I am doing some matrix calculations which require me to move column by column. The only way I could think of to do this might not be ideal, but it seems to work (mostly). I have the following Kernel, but the output is inconsistent. When I print the result vector at the end, I often come up with different output results, despite the fact that the matrix and vector are static and never change. Is this possibly due to block execution? I’ve tried hard to force cuda to execute the way I need it to, but I’m at a loss. FYI - the code is not the most efficient.

__global__ void Matrix(complex* a, complex* b, complex* c){

	// set initial i value for navigating through matrix

	int i = blockIdx.x*blockDim.x+threadIdx.x;

	

	// setup column counter to move through matrix from left to right

	int colCtr = 0;

	

	while(colCtr < N)

	{

		if(blockIdx.x < colCtr){

			// do something above the diagonal

			

		}

		if(blockIdx.x == colCtr){

			// diagonal

			c[colCtr] = a[i] * b[colCtr];

		}

		else if(blockIdx.x > colCtr){

			// below diagonal

			c[blockIdx.x] = b[blockIdx.x] + a[i] * b[colCtr];

		}

		// increment I to next column

		i += blockDim.x * N;

		// increment column counter

		colCtr++;

		// copy new results back to original vector

		b[blockIdx.x] = c[blockIdx.x];

	}

}

Where “a” is an NxN matrix and “b” is an N sized vector. “c” is the N sized output vector.

complex is a structure that I put together with two doubles - x & y. I also wrote device code to interpret complex addition, subtraction, multiplication and division. I am calling the kernel like this:

Matrix<<<N,1>>>(d_a, d_b, d_c);

Where N is set to 6000.

Thoughts?

Why do you use blockIdx.x in do many places? This looks like you have a full block working on each matrix element, resulting in a race condition when all these threads write their data to the same place.

Why do you use blockIdx.x in do many places?
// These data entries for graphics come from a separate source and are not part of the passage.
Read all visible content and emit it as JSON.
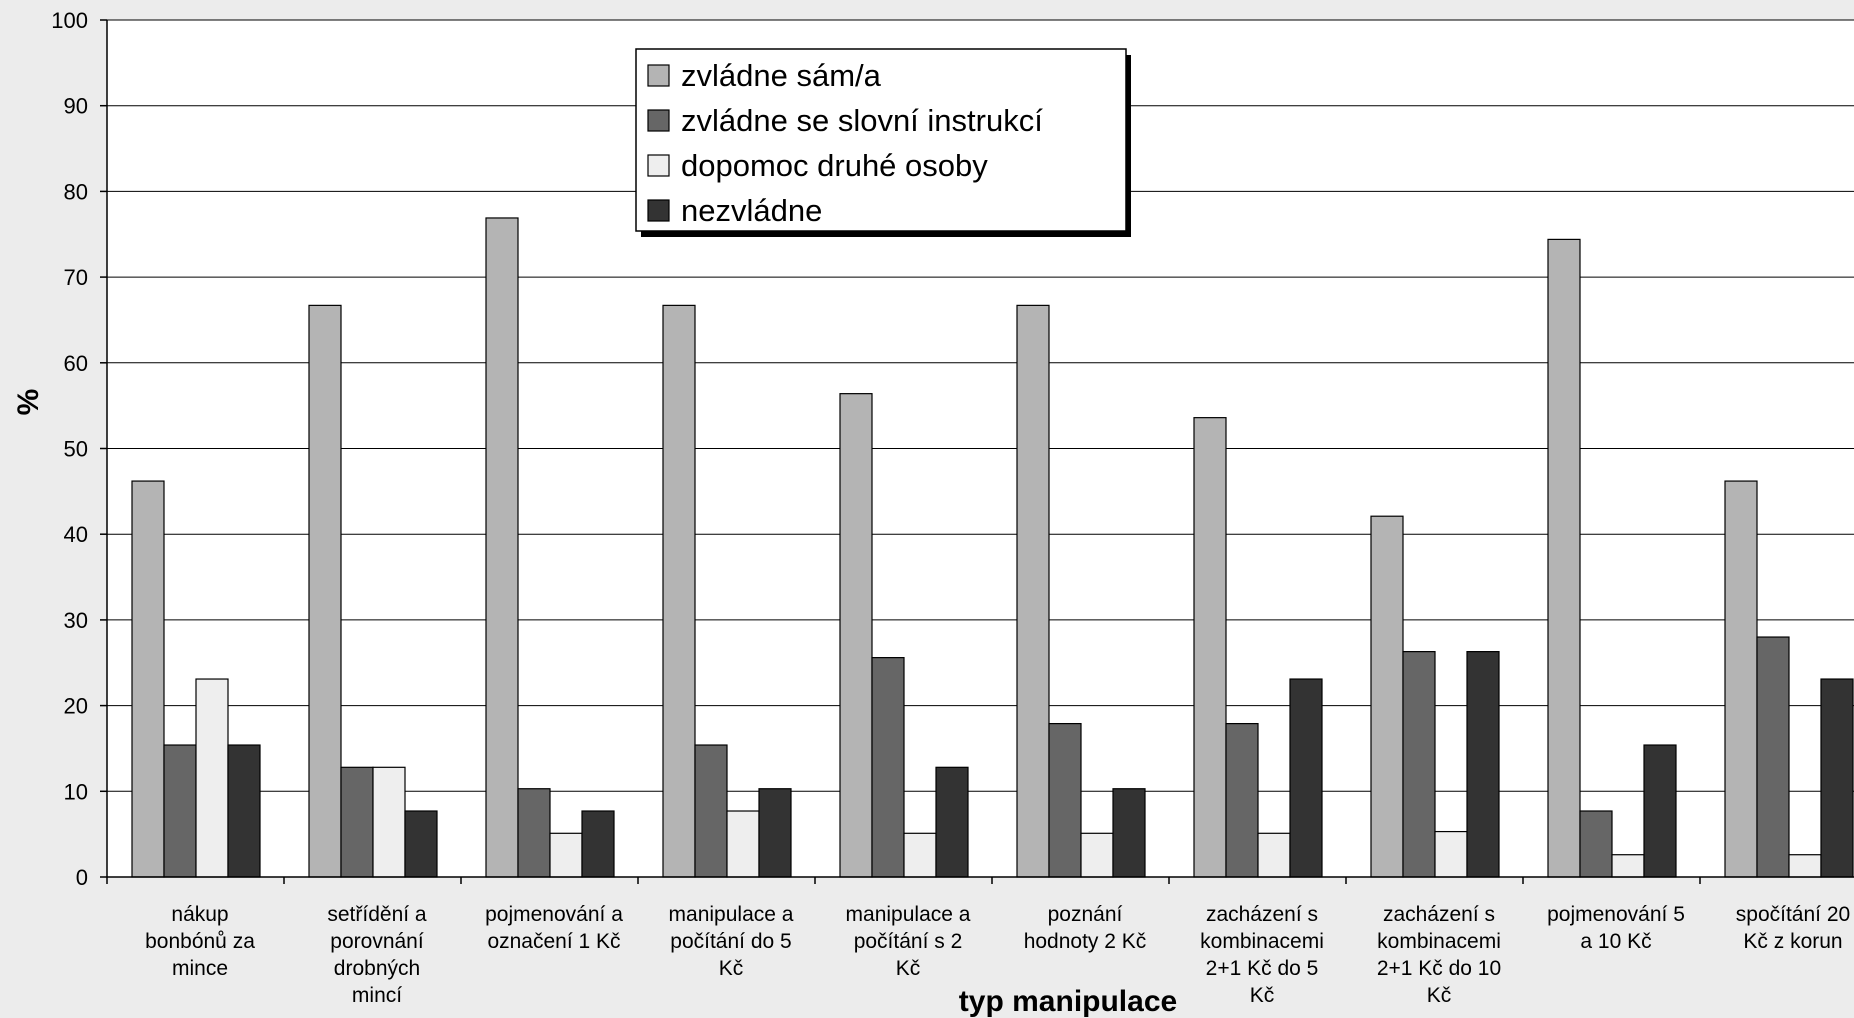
{
  "chart_data": {
    "type": "bar",
    "xlabel": "typ manipulace",
    "ylabel": "%",
    "ylim": [
      0,
      100
    ],
    "yticks": [
      0,
      10,
      20,
      30,
      40,
      50,
      60,
      70,
      80,
      90,
      100
    ],
    "grid": true,
    "legend_position": "top-center",
    "categories": [
      [
        "nákup",
        "bonbónů za",
        "mince"
      ],
      [
        "setřídění a",
        "porovnání",
        "drobných",
        "mincí"
      ],
      [
        "pojmenování a",
        "označení 1 Kč"
      ],
      [
        "manipulace a",
        "počítání do 5",
        "Kč"
      ],
      [
        "manipulace a",
        "počítání s 2",
        "Kč"
      ],
      [
        "poznání",
        "hodnoty 2 Kč"
      ],
      [
        "zacházení s",
        "kombinacemi",
        "2+1 Kč do 5",
        "Kč"
      ],
      [
        "zacházení s",
        "kombinacemi",
        "2+1 Kč do 10",
        "Kč"
      ],
      [
        "pojmenování 5",
        "a 10 Kč"
      ],
      [
        "spočítání 20",
        "Kč z korun"
      ]
    ],
    "series": [
      {
        "name": "zvládne sám/a",
        "color": "#b4b4b4",
        "values": [
          46.2,
          66.7,
          76.9,
          66.7,
          56.4,
          66.7,
          53.6,
          42.1,
          74.4,
          46.2
        ]
      },
      {
        "name": "zvládne se slovní instrukcí",
        "color": "#666666",
        "values": [
          15.4,
          12.8,
          10.3,
          15.4,
          25.6,
          17.9,
          17.9,
          26.3,
          7.7,
          28.0
        ]
      },
      {
        "name": "dopomoc druhé osoby",
        "color": "#eeeeee",
        "values": [
          23.1,
          12.8,
          5.1,
          7.7,
          5.1,
          5.1,
          5.1,
          5.3,
          2.6,
          2.6
        ]
      },
      {
        "name": "nezvládne",
        "color": "#333333",
        "values": [
          15.4,
          7.7,
          7.7,
          10.3,
          12.8,
          10.3,
          23.1,
          26.3,
          15.4,
          23.1
        ]
      }
    ]
  }
}
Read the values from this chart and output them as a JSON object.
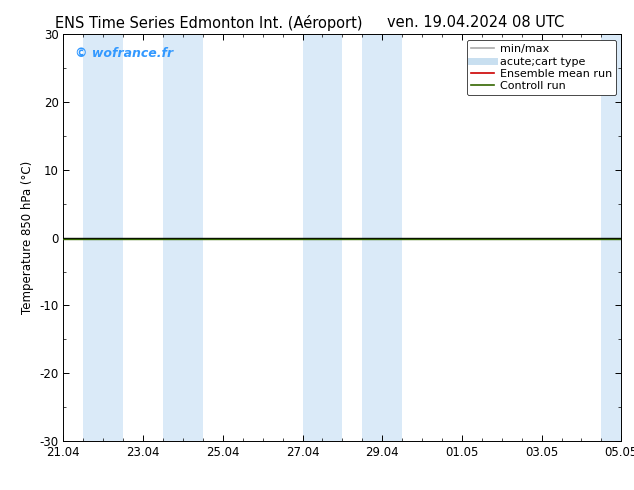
{
  "title_left": "ENS Time Series Edmonton Int. (Aéroport)",
  "title_right": "ven. 19.04.2024 08 UTC",
  "ylabel": "Temperature 850 hPa (°C)",
  "watermark": "© wofrance.fr",
  "watermark_color": "#3399ff",
  "ylim": [
    -30,
    30
  ],
  "yticks": [
    -30,
    -20,
    -10,
    0,
    10,
    20,
    30
  ],
  "xtick_labels": [
    "21.04",
    "23.04",
    "25.04",
    "27.04",
    "29.04",
    "01.05",
    "03.05",
    "05.05"
  ],
  "xtick_positions": [
    0,
    2,
    4,
    6,
    8,
    10,
    12,
    14
  ],
  "x_min": 0,
  "x_max": 14,
  "background_color": "#ffffff",
  "plot_bg_color": "#ffffff",
  "shaded_bands": [
    {
      "x_start": 0.5,
      "x_end": 1.5,
      "color": "#daeaf8"
    },
    {
      "x_start": 2.5,
      "x_end": 3.5,
      "color": "#daeaf8"
    },
    {
      "x_start": 6.0,
      "x_end": 7.0,
      "color": "#daeaf8"
    },
    {
      "x_start": 7.5,
      "x_end": 8.5,
      "color": "#daeaf8"
    },
    {
      "x_start": 13.5,
      "x_end": 14.0,
      "color": "#daeaf8"
    }
  ],
  "zero_line_color": "#000000",
  "zero_line_lw": 1.0,
  "control_run_color": "#336600",
  "control_run_lw": 1.0,
  "ensemble_mean_color": "#cc0000",
  "ensemble_mean_lw": 0.8,
  "spine_color": "#000000",
  "tick_color": "#000000",
  "font_size": 8.5,
  "title_font_size": 10.5,
  "legend_font_size": 8,
  "legend_minmax_color": "#aaaaaa",
  "legend_band_color": "#c8dff0"
}
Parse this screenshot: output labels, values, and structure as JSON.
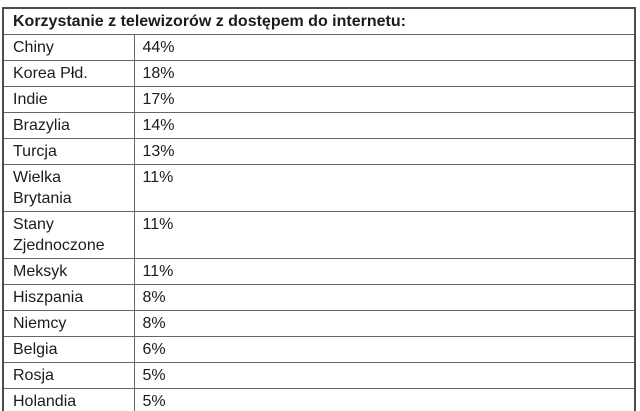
{
  "table": {
    "title": "Korzystanie z telewizorów z dostępem do internetu:",
    "rows": [
      {
        "country": "Chiny",
        "value": "44%"
      },
      {
        "country": "Korea Płd.",
        "value": "18%"
      },
      {
        "country": "Indie",
        "value": "17%"
      },
      {
        "country": "Brazylia",
        "value": "14%"
      },
      {
        "country": "Turcja",
        "value": "13%"
      },
      {
        "country": "Wielka\nBrytania",
        "value": "11%"
      },
      {
        "country": "Stany\nZjednoczone",
        "value": "11%"
      },
      {
        "country": "Meksyk",
        "value": "11%"
      },
      {
        "country": "Hiszpania",
        "value": "8%"
      },
      {
        "country": "Niemcy",
        "value": "8%"
      },
      {
        "country": "Belgia",
        "value": "6%"
      },
      {
        "country": "Rosja",
        "value": "5%"
      },
      {
        "country": "Holandia",
        "value": "5%"
      }
    ]
  },
  "chart_data": {
    "type": "table",
    "title": "Korzystanie z telewizorów z dostępem do internetu:",
    "categories": [
      "Chiny",
      "Korea Płd.",
      "Indie",
      "Brazylia",
      "Turcja",
      "Wielka Brytania",
      "Stany Zjednoczone",
      "Meksyk",
      "Hiszpania",
      "Niemcy",
      "Belgia",
      "Rosja",
      "Holandia"
    ],
    "values": [
      44,
      18,
      17,
      14,
      13,
      11,
      11,
      11,
      8,
      8,
      6,
      5,
      5
    ],
    "unit": "%",
    "layout": "two-column table, title row spans both columns, country column width ~131px",
    "colors": {
      "text": "#1b1b1b",
      "border_outer": "#4d4d4d",
      "border_inner": "#666666",
      "background": "#ffffff"
    }
  }
}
This looks like you have a full block working on each matrix element, resulting in a race condition when all these threads write their data to the same place.

Thanks for the reply - The reason for so many blocks is that if I setup a block with multiple threads, I can’t seem to get the code to go through the matrix column by column. Instead, it will execute all of the threads within the block resulting in say the first 512 columns executing simultaneously.

The matrix is fairly large - 6000x6000. The only way I’ve found to force the code to go column by column is to create nearly as many blocks as there are elements in a matrix column.

I did figure out the missing part of my code - I will try to post it later tonight. My problem was multiply by b[colCtr]. I changed that to b[blockIdx.x] and I started getting consistent output that also matches the CPU version of the algorithm. I will likely need to change that back though once I put real data into the matrix and vector.

Thanks for the reply - The reason for so many blocks is that if I setup a block with multiple threads, I can’t seem to get the code to go through the matrix column by column. Instead, it will execute all of the threads within the block resulting in say the first 512 columns executing simultaneously.

The matrix is fairly large - 6000x6000. The only way I’ve found to force the code to go column by column is to create nearly as many blocks as there are elements in a matrix column.

I did figure out the missing part of my code - I will try to post it later tonight. My problem was multiply by b[colCtr]. I changed that to b[blockIdx.x] and I started getting consistent output that also matches the CPU version of the algorithm. I will likely need to change that back though once I put real data into the matrix and vector.